A Republican lawyer who advised Donald Trump on his campaign to overturn the 2020 election results is now playing a central role coordinating the Republican effort to tighten voting laws around the country.
The moves comes as Trump himself signaled his support for new Republican-pushed legislation in Georgia which critics have slammed as being a major blow to voting rights for communities of color, especially Black voters. Joe Biden called the Georgia laws “Jim Crow in the 21st Century” and “an atrocity”.
But Trump, whose grip on the Republican party remains strong, welcomed the Georgia developments. “Congratulations to Georgia and the Georgia state legislature on changing their voter rules and regulations,” Trump said in a statement through his Pac, Save America, which repeated his baseless allegation that fraud was a factor in his election loss to Biden. “They learned from the travesty of the 2020 presidential election, which can never be allowed to happen again. Too bad these changes could not have been done sooner!”
Trump is still a dominant force among the party’s Republican base and his backing for clamping down on voting rights – and the involvement of people close to him – reveal the likely future direction of the party as it faces up to diversifying demographic trends in America at odds with its mostly white support.
Cleta Mitchell, a longtime Republican lawyer and advocate for conservative causes, was among the Trump advisers on a January phone call in which Trump asked Georgia election officials to “find” enough votes to declare him, and not Biden, the winner of the battleground state.
Now Mitchell has taken the helm of two separate efforts to push for tighter state voting laws and to fight Democratic efforts to expand access to the ballot at the federal level. She is also advising state lawmakers crafting the voting restriction proposals. And she is in regular contact with Trump.
“People are actually interested in getting involved and we have to harness all this energy,” Mitchell said in an interview with the Associated Press. “There are a lot of groups that have projects on election integrity that never did before.”
Trump’s false claims of fraud during and after the 2020 election have fueled a wave of new voting restrictions.
More than 250 proposed voting restrictions have been proposed this year by mostly Republican lawmakers, according to the Brennan Center for Justice.
On Thursday, Georgia’s GOP governor signed into law a measure requiring voters to present ID to vote by mail, gives the GOP-controlled state legislature new powers over local elections boards and outlaws providing food or water to people waiting in line to vote.
In response, Democrats have stepped up the push for a massive federal election overhaul bill. That proposal, known as HR1, would effectively neuter state-level voter ID laws, allow anyone to vote by mail if they wanted to and automatically register citizens to vote. Republicans view that as an encroachment on state control over elections and say it is designed to give Democrats an advantage.

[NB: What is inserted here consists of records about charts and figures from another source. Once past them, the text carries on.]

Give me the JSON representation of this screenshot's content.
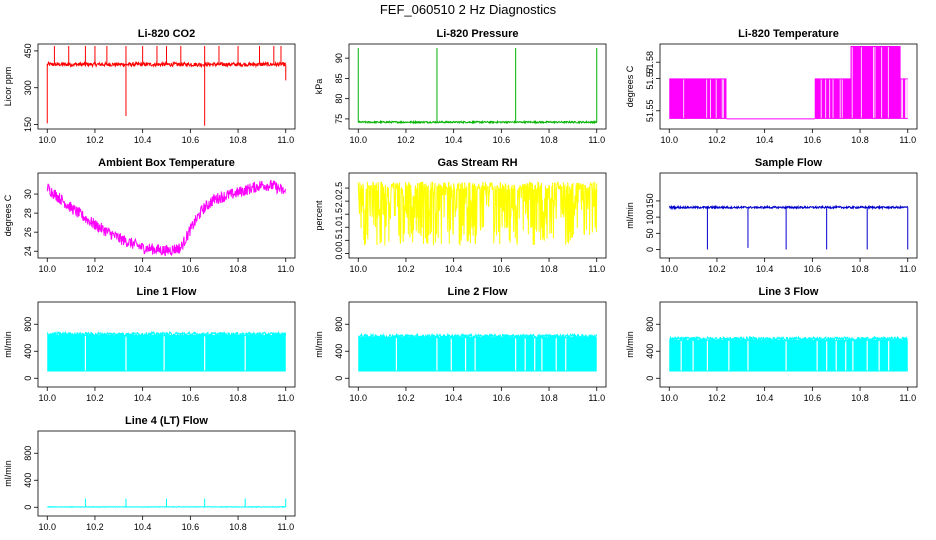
{
  "title": "FEF_060510  2 Hz Diagnostics",
  "chart_data": [
    {
      "id": "co2",
      "type": "line",
      "title": "Li-820 CO2",
      "ylabel": "Licor ppm",
      "color": "#ff0000",
      "xlim": [
        10.0,
        11.0
      ],
      "xticks": [
        10.0,
        10.2,
        10.4,
        10.6,
        10.8,
        11.0
      ],
      "xtick_labels": [
        "10.0",
        "10.2",
        "10.4",
        "10.6",
        "10.8",
        "11.0"
      ],
      "ylim": [
        140,
        470
      ],
      "yticks": [
        150,
        300,
        450
      ],
      "ytick_labels": [
        "150",
        "300",
        "450"
      ],
      "series": [
        {
          "kind": "baseline_spikes",
          "base": 395,
          "noise": 8,
          "spikes_up": [
            10.03,
            10.09,
            10.16,
            10.2,
            10.25,
            10.33,
            10.4,
            10.46,
            10.5,
            10.56,
            10.66,
            10.72,
            10.8,
            10.89,
            10.95,
            10.98
          ],
          "spike_up_to": 470,
          "spikes_down": [
            {
              "x": 10.0,
              "y": 155
            },
            {
              "x": 10.33,
              "y": 185
            },
            {
              "x": 10.66,
              "y": 145
            },
            {
              "x": 11.0,
              "y": 330
            }
          ]
        }
      ]
    },
    {
      "id": "pressure",
      "type": "line",
      "title": "Li-820 Pressure",
      "ylabel": "kPa",
      "color": "#00b300",
      "xlim": [
        10.0,
        11.0
      ],
      "xticks": [
        10.0,
        10.2,
        10.4,
        10.6,
        10.8,
        11.0
      ],
      "xtick_labels": [
        "10.0",
        "10.2",
        "10.4",
        "10.6",
        "10.8",
        "11.0"
      ],
      "ylim": [
        73,
        93
      ],
      "yticks": [
        75,
        80,
        85,
        90
      ],
      "ytick_labels": [
        "75",
        "80",
        "85",
        "90"
      ],
      "series": [
        {
          "kind": "baseline_spikes",
          "base": 74.2,
          "noise": 0.2,
          "spikes_up": [
            10.0,
            10.33,
            10.66,
            11.0
          ],
          "spike_up_to": 92.5,
          "spikes_down": []
        }
      ]
    },
    {
      "id": "temp",
      "type": "line",
      "title": "Li-820 Temperature",
      "ylabel": "degrees C",
      "color": "#ff00ff",
      "xlim": [
        10.0,
        11.0
      ],
      "xticks": [
        10.0,
        10.2,
        10.4,
        10.6,
        10.8,
        11.0
      ],
      "xtick_labels": [
        "10.0",
        "10.2",
        "10.4",
        "10.6",
        "10.8",
        "11.0"
      ],
      "ylim": [
        51.54,
        51.59
      ],
      "yticks": [
        51.55,
        51.57,
        51.58
      ],
      "ytick_labels": [
        "51.55",
        "51.57",
        "51.58"
      ],
      "series": [
        {
          "kind": "quantized",
          "levels": [
            51.545,
            51.57,
            51.59
          ],
          "segments": [
            {
              "from": 10.0,
              "to": 10.24,
              "low": 51.545,
              "high": 51.57
            },
            {
              "from": 10.24,
              "to": 10.61,
              "low": 51.545,
              "high": 51.545
            },
            {
              "from": 10.61,
              "to": 10.76,
              "low": 51.545,
              "high": 51.57
            },
            {
              "from": 10.76,
              "to": 10.97,
              "low": 51.545,
              "high": 51.59
            },
            {
              "from": 10.97,
              "to": 11.0,
              "low": 51.545,
              "high": 51.57
            }
          ]
        }
      ]
    },
    {
      "id": "ambient",
      "type": "line",
      "title": "Ambient Box Temperature",
      "ylabel": "degrees C",
      "color": "#ff00ff",
      "xlim": [
        10.0,
        11.0
      ],
      "xticks": [
        10.0,
        10.2,
        10.4,
        10.6,
        10.8,
        11.0
      ],
      "xtick_labels": [
        "10.0",
        "10.2",
        "10.4",
        "10.6",
        "10.8",
        "11.0"
      ],
      "ylim": [
        23.5,
        32
      ],
      "yticks": [
        24,
        26,
        28,
        30
      ],
      "ytick_labels": [
        "24",
        "26",
        "28",
        "30"
      ],
      "series": [
        {
          "kind": "curve",
          "noise": 0.6,
          "points": [
            [
              10.0,
              30.9
            ],
            [
              10.1,
              28.8
            ],
            [
              10.2,
              27.0
            ],
            [
              10.3,
              25.6
            ],
            [
              10.4,
              24.6
            ],
            [
              10.5,
              24.3
            ],
            [
              10.56,
              24.6
            ],
            [
              10.6,
              26.5
            ],
            [
              10.65,
              28.6
            ],
            [
              10.7,
              29.7
            ],
            [
              10.8,
              30.4
            ],
            [
              10.9,
              31.2
            ],
            [
              10.95,
              31.1
            ],
            [
              11.0,
              30.4
            ]
          ]
        }
      ]
    },
    {
      "id": "rh",
      "type": "line",
      "title": "Gas Stream RH",
      "ylabel": "percent",
      "color": "#ffff00",
      "xlim": [
        10.0,
        11.0
      ],
      "xticks": [
        10.0,
        10.2,
        10.4,
        10.6,
        10.8,
        11.0
      ],
      "xtick_labels": [
        "10.0",
        "10.2",
        "10.4",
        "10.6",
        "10.8",
        "11.0"
      ],
      "ylim": [
        -0.1,
        3.0
      ],
      "yticks": [
        0.0,
        0.5,
        1.0,
        1.5,
        2.0,
        2.5
      ],
      "ytick_labels": [
        "0.0",
        "0.5",
        "1.0",
        "1.5",
        "2.0",
        "2.5"
      ],
      "series": [
        {
          "kind": "band",
          "low": 0.3,
          "high": 2.75,
          "dense_low": 1.3
        }
      ]
    },
    {
      "id": "sample",
      "type": "line",
      "title": "Sample Flow",
      "ylabel": "ml/min",
      "color": "#0000cc",
      "xlim": [
        10.0,
        11.0
      ],
      "xticks": [
        10.0,
        10.2,
        10.4,
        10.6,
        10.8,
        11.0
      ],
      "xtick_labels": [
        "10.0",
        "10.2",
        "10.4",
        "10.6",
        "10.8",
        "11.0"
      ],
      "ylim": [
        -20,
        230
      ],
      "yticks": [
        0,
        50,
        100,
        150
      ],
      "ytick_labels": [
        "0",
        "50",
        "100",
        "150"
      ],
      "series": [
        {
          "kind": "baseline_spikes",
          "base": 130,
          "noise": 3,
          "spikes_up": [],
          "spike_up_to": 0,
          "spikes_down": [
            {
              "x": 10.16,
              "y": 0
            },
            {
              "x": 10.33,
              "y": 5
            },
            {
              "x": 10.49,
              "y": 0
            },
            {
              "x": 10.66,
              "y": 0
            },
            {
              "x": 10.83,
              "y": 0
            },
            {
              "x": 11.0,
              "y": 0
            }
          ]
        }
      ]
    },
    {
      "id": "line1",
      "type": "line",
      "title": "Line 1 Flow",
      "ylabel": "ml/min",
      "color": "#00ffff",
      "xlim": [
        10.0,
        11.0
      ],
      "xticks": [
        10.0,
        10.2,
        10.4,
        10.6,
        10.8,
        11.0
      ],
      "xtick_labels": [
        "10.0",
        "10.2",
        "10.4",
        "10.6",
        "10.8",
        "11.0"
      ],
      "ylim": [
        -100,
        1100
      ],
      "yticks": [
        0,
        400,
        800
      ],
      "ytick_labels": [
        "0",
        "400",
        "800"
      ],
      "series": [
        {
          "kind": "block",
          "low": 100,
          "high": 640,
          "gaps": [
            10.16,
            10.33,
            10.49,
            10.66,
            10.83
          ]
        }
      ]
    },
    {
      "id": "line2",
      "type": "line",
      "title": "Line 2 Flow",
      "ylabel": "ml/min",
      "color": "#00ffff",
      "xlim": [
        10.0,
        11.0
      ],
      "xticks": [
        10.0,
        10.2,
        10.4,
        10.6,
        10.8,
        11.0
      ],
      "xtick_labels": [
        "10.0",
        "10.2",
        "10.4",
        "10.6",
        "10.8",
        "11.0"
      ],
      "ylim": [
        -100,
        1100
      ],
      "yticks": [
        0,
        400,
        800
      ],
      "ytick_labels": [
        "0",
        "400",
        "800"
      ],
      "series": [
        {
          "kind": "block",
          "low": 100,
          "high": 610,
          "gaps": [
            10.16,
            10.33,
            10.39,
            10.45,
            10.49,
            10.66,
            10.7,
            10.74,
            10.77,
            10.83,
            10.87
          ]
        }
      ]
    },
    {
      "id": "line3",
      "type": "line",
      "title": "Line 3 Flow",
      "ylabel": "ml/min",
      "color": "#00ffff",
      "xlim": [
        10.0,
        11.0
      ],
      "xticks": [
        10.0,
        10.2,
        10.4,
        10.6,
        10.8,
        11.0
      ],
      "xtick_labels": [
        "10.0",
        "10.2",
        "10.4",
        "10.6",
        "10.8",
        "11.0"
      ],
      "ylim": [
        -100,
        1100
      ],
      "yticks": [
        0,
        400,
        800
      ],
      "ytick_labels": [
        "0",
        "400",
        "800"
      ],
      "series": [
        {
          "kind": "block",
          "low": 100,
          "high": 570,
          "gaps": [
            10.05,
            10.1,
            10.16,
            10.25,
            10.33,
            10.49,
            10.62,
            10.66,
            10.7,
            10.74,
            10.77,
            10.83,
            10.88,
            10.92
          ]
        }
      ]
    },
    {
      "id": "line4",
      "type": "line",
      "title": "Line 4 (LT) Flow",
      "ylabel": "ml/min",
      "color": "#00ffff",
      "xlim": [
        10.0,
        11.0
      ],
      "xticks": [
        10.0,
        10.2,
        10.4,
        10.6,
        10.8,
        11.0
      ],
      "xtick_labels": [
        "10.0",
        "10.2",
        "10.4",
        "10.6",
        "10.8",
        "11.0"
      ],
      "ylim": [
        -100,
        1100
      ],
      "yticks": [
        0,
        400,
        800
      ],
      "ytick_labels": [
        "0",
        "400",
        "800"
      ],
      "series": [
        {
          "kind": "baseline_spikes",
          "base": 5,
          "noise": 4,
          "spikes_up": [
            10.16,
            10.33,
            10.5,
            10.66,
            10.83,
            11.0
          ],
          "spike_up_to": 130,
          "spikes_down": []
        }
      ]
    }
  ]
}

“The left is trying to dismantle 100 years of advancement in election administration,” Mitchell said, expressing bafflement at Democrats’ charges that Republicans are trying to suppress votes. “We’re watching two different movies right now.”
Mitchell’s most public involvement in the voting wars came in participation on Trump’s call to Brad Raffensperger, Georgia’s secretary of state, on 2 January. During that call, Mitchell insisted she had evidence of voting fraud, but officials with the secretary of state’s office told her that her data was incorrect.
Mitchell has two new roles in an emerging conservative voting operation. She’s running a $10m initiative at the limited government group FreedomWorks to both push for new restrictions in voting and help train conservatives to get involved in the nuts and bolts of local elections.
She’s also a senior legal fellow at the Conservative Partnership Institute, an organization run by former Republican Senator Jim DeMint. She says she’ll use that role to “coordinate” conservative voting positions, particularly in opposition to HR 1.
Mitchell, 70, has links to other influential players in the conservative movement and serves as outside counsel to the American Legislative Exchange Committee, a conservative group that provides model legislation to state lawmakers and organized a call with state lawmakers and Ted Cruz, the Texas senator, on opposing HR 1.
Mitchell told the Associated Press she’s been talking regularly with Republican state lawmakers about the need for new election laws. She would not identify whom she speaks with but said it’s been a longtime passion.
She similarly would not detail her conversations with Trump or say whether they involved the new voting fights. “I’m in touch with the president fairly frequently,” she said of Trump.
Repeated audits have shown no significant problems with the 2020 election. Trump and his supporters lost more than 50 court cases challenging its results.